Le destin de Sahar, secouriste libanaise tuée dans l’explosion de Beyrouth


Elle avait 27 ans, elle devait bientôt se marier. Elle comptait parmi les secouristes les plus efficaces et les plus courageux. Elle est morte le 4 août, pendant l’explosion du port de Beyrouth.


« Sahar, c'était une infirmière qui aimait sourire tout le temps. Elle était courageuse. C’était son destin », se souvient le Lieutenant Michel Murr, au bord des larmes. Le militaire travaillait à la caserne Quarantina de Beyrouth, avec Sahar Fares, une secouriste de 27 ans. Sarah est décédée le 4 août dernier, lors de la double explosion qui a touché le port de Beyrouth, au Liban.


« Sahar allait à la caserne de pompiers même quand elle était en congé »

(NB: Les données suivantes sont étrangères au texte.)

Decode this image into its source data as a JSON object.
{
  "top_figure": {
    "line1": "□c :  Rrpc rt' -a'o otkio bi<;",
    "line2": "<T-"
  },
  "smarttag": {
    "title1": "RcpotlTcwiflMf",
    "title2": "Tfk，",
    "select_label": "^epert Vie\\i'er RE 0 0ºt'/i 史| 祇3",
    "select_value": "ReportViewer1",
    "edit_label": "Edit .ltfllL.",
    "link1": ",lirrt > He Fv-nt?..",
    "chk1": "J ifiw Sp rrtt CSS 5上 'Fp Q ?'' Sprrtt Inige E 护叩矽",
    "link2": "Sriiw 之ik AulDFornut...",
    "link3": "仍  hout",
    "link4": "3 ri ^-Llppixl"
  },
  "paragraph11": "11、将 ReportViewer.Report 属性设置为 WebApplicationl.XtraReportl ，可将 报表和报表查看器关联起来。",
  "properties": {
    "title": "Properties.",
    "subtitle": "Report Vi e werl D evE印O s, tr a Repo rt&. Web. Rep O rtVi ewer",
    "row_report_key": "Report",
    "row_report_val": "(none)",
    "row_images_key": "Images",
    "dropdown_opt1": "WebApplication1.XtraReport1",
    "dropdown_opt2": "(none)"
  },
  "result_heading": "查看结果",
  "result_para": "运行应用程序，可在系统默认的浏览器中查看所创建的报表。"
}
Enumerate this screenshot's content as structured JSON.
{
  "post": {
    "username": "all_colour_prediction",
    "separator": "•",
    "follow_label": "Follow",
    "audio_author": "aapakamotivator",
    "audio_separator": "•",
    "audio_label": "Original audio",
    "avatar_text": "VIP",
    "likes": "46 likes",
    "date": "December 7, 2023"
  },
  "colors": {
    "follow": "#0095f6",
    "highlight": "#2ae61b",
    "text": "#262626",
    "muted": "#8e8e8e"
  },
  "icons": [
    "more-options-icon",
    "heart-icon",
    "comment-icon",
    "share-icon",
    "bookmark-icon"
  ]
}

« Sahar allait à la caserne de pompiers même quand elle était en congé. Elle aimait la caserne », se rappelle pour sa part son fiancé, Gilbert. « Les hauteurs qu'elle arrivait à atteindre et redescendre en rappel, moi-même je n'aurais jamais eu le courage de les faire. Il y a une photo de Sahar sur chaque téléphone portable là-bas. Tout le monde l’aime. »


Sahar Fares naît à Beyrouth en 1993 dans une famille chrétienne d’origine modeste. Elle est l'aînée de trois filles, et elle adore s'occuper de ses deux soeurs, Maria et Naram. À l'âge de 15 ans, elle intègre une école d'infirmières à Beyrouth. Trois ans plus tard, elle obtient son diplôme et elle commence à travailler dans les hôpitaux de la capitale.


Elle s'impose très vite grâce à son courage et sa force physique


Elle a 21 ans quand elle rencontre Gilbert. Ils tombent très vite amoureux et décident de se fiancer deux ans plus tard. À 23 ans, Sahar s'engage en tant que volontaire pour être sur le terrain, auprès des pompiers de Beyrouth. Dans un milieu majoritairement masculin, elle s'impose très vite grâce à son courage et sa force physique. Elle impressionne tout le monde dans sa caserne.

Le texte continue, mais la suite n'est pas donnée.